An example of this implementation is what O’Donnell calls the “Bored Now” switch. If a soundtrack is looping for too long as they play, it becomes a detriment to their enjoyment of the game. Audio that annoys the player, he continues, is the worst thing to happen when creating games. 

As the years went by and Halo became a mega-hit for Microsoft, O’Donnell and his musical partner Mike Salvatori's approach adapted to each successive game’s themes. He incorporated rock guitarists and melancholic motifs like “Ghosts of Reach,” and collaborated with Breaking Benjamin in Halo 2.

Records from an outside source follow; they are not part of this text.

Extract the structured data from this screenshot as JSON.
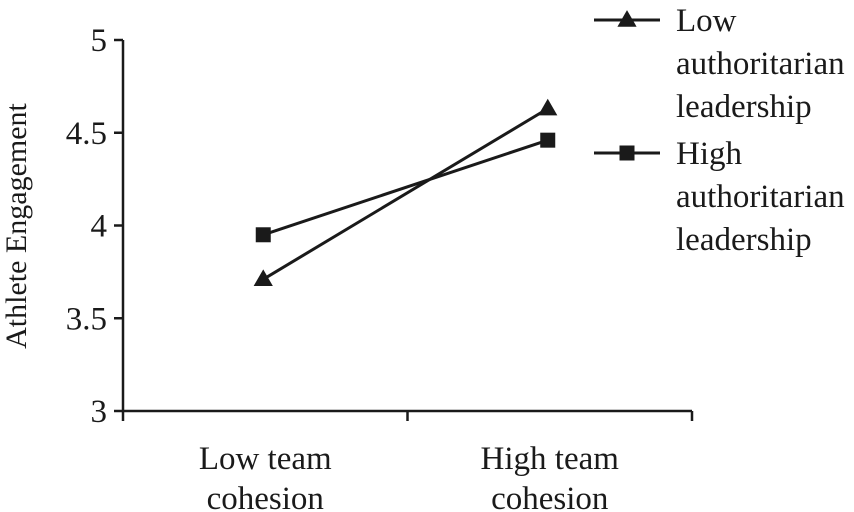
{
  "chart_data": {
    "type": "line",
    "ylabel": "Athlete Engagement",
    "xlabel": "",
    "title": "",
    "ylim": [
      3,
      5
    ],
    "yticks": [
      "3",
      "3.5",
      "4",
      "4.5",
      "5"
    ],
    "categories": [
      [
        "Low  team",
        "cohesion"
      ],
      [
        "High  team",
        "cohesion"
      ]
    ],
    "series": [
      {
        "name": [
          "Low",
          "authoritarian",
          "leadership"
        ],
        "marker": "triangle",
        "values": [
          3.71,
          4.63
        ]
      },
      {
        "name": [
          "High",
          "authoritarian",
          "leadership"
        ],
        "marker": "square",
        "values": [
          3.95,
          4.46
        ]
      }
    ],
    "legend_position": "top-right",
    "grid": false,
    "colors": {
      "ink": "#1a1a1a"
    }
  }
}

Halo 3 saw the piano take center stage, a first for the series, and improvements to the audial interactivity system. Multiple variations of game audio were randomized and triggered based on where the player was in each mission while they moved from point A to point B. And it would be criminal not to mention the noirish saxophone work in Halo 3: ODST and the morose, bittersweet vocals of Reach. 

Marty O’Donnell, alongside Mike Salvatori and the entire audio department, are owed a lion’s share of praise for the success of the Halo series. And as such, their work serves as an example of the necessity of impeccable sound in video game creation.     

Where 343 Industries’ Halo Has Improved

It’s not a secret that the 2000s have been a bit bumpy for the Halo franchise.

Halo 4 and Halo 5: Guardians unnecessarily deviated from the series’ classic feel of simple art direction and low-strings, tribal percussion, and rock-opera music direction. 343 Industries, the studio that has developed every Halo game since 2011, have stated its desire to establish its studio’s identity. It has led to a loss of players.

While each game operates on a distinct mechanical level, some features that make up that unique Halo feeling were missing in action. Halo Infinite is 343’s strongest outing thus far — and is worth playing in 2023 — because of its adherence and additions to Halo game techniques. The open world could use some work, but the art direction is a blend of Halo 3 and Reach, and Master Chief has never looked sleeker. The grappleshot handles like a dream and is the best of its kind in all of gaming. The weapons sandbox is arguably the most balanced and fun to use in the entire series.

Software developer writes code for video game

Even though the fanbase has iterated its interest in Marty O’Donnell and Mike Salvatori to return to compose for the franchise, their relationship with Microsoft has experienced some strain, to say the least.

In their absence, however, Halo Infinite’s soundtrack is the series’ best outing since Halo: Reach, with new renditions of Halo classics and additions of original work by a talented audio and composition team.

Perhaps one day, a triumphant return is in the cards, accompanied by a face-melting guitar solo. 

Bringing It All Together

Excellent video game techniques, design, and art direction are easily spotted but challenging to construct.

There's a lot more that goes into creating a masterpiece video game than what initially meets the eye. Everything from sexy characters to jaw-dropping graphics needs a front-seat role.

Some might roll their eyes at video games, but others know that video games are the 21st century's version of Renaissance art.